The Museum of Contemporary Art of Georgia Hispanic/Latino Origin Series
One of the Museum of Contemporary Art of Georgia’s most important virtual experiences throughout the pandemic was the Celebrating Georgia Artists of Hispanic/Latino Origin exhibition series. Now that the museum officially reopened, patrons can enjoy some of Atlanta’s prominent visual artists in person.
How to support: Make the most out of the MOCA’s exhibit by perusing its list of participating artists, from Jessica Caldas to Melvin Toledo, and directly supporting those artists -- whether that means purchasing their art or simply giving them a follow on Instagram.

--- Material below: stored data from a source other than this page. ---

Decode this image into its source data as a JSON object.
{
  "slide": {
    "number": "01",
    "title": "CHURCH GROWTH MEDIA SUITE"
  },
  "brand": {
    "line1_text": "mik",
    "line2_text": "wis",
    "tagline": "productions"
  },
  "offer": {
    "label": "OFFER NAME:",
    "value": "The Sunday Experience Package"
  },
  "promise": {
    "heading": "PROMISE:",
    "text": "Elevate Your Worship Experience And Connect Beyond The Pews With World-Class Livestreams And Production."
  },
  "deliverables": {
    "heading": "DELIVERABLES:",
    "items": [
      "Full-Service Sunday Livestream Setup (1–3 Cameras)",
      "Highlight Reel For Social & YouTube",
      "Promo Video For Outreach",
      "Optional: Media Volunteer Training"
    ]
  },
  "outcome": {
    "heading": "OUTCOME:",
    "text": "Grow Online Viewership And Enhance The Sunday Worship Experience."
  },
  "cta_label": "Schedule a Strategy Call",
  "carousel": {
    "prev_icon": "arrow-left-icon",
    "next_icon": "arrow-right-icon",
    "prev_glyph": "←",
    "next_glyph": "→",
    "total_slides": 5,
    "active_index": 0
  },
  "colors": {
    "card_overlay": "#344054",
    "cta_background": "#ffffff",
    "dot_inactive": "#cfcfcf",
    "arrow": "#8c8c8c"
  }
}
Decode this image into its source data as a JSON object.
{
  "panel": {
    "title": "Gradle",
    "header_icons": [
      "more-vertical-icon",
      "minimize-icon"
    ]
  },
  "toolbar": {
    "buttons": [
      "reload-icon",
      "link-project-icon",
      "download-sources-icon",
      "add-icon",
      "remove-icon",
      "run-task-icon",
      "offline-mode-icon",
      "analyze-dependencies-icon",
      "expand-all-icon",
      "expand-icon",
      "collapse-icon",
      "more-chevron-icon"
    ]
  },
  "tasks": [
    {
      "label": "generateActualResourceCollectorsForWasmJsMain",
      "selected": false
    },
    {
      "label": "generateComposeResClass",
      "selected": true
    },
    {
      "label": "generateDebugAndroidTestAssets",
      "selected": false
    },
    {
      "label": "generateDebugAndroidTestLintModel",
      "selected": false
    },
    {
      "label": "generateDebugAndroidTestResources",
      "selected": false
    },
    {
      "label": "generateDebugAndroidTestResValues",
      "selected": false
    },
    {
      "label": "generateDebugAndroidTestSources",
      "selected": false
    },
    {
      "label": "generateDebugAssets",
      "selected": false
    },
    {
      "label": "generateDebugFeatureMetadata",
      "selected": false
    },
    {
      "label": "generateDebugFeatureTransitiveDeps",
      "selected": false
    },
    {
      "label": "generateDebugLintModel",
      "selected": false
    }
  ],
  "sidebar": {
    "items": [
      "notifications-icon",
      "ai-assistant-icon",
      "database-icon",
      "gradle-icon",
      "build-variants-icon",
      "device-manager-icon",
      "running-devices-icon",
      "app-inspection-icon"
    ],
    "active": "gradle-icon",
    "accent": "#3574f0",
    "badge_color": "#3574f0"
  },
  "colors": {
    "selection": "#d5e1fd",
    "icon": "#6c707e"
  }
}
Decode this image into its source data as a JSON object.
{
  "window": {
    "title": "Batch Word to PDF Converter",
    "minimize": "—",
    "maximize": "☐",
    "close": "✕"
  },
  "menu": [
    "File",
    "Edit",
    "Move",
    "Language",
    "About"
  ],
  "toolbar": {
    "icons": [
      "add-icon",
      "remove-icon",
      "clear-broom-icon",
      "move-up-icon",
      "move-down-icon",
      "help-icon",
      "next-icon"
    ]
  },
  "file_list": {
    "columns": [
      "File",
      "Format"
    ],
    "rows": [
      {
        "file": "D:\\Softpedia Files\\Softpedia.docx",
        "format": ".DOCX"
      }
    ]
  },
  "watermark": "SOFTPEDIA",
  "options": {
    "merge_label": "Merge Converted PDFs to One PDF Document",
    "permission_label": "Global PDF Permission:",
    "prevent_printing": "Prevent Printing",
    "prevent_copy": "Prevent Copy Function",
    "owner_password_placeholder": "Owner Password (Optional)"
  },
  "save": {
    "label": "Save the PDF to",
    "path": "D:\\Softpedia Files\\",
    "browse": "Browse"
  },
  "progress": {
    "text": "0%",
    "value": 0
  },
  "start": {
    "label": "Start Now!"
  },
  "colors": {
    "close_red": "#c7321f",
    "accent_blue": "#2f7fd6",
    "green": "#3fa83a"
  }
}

Georgia Latino Film Festival
For years, the Georgia Latino Film Festival has been pivotal in celebrating the independent cinematic contributions of Atlanta’s Latino directors, producers, and actors, and it looks to keep that trend going -- even in 2020. This year, the festival will take place from Friday, October 2, to Thursday, October 8, kicking off with an opening night drive-in experience.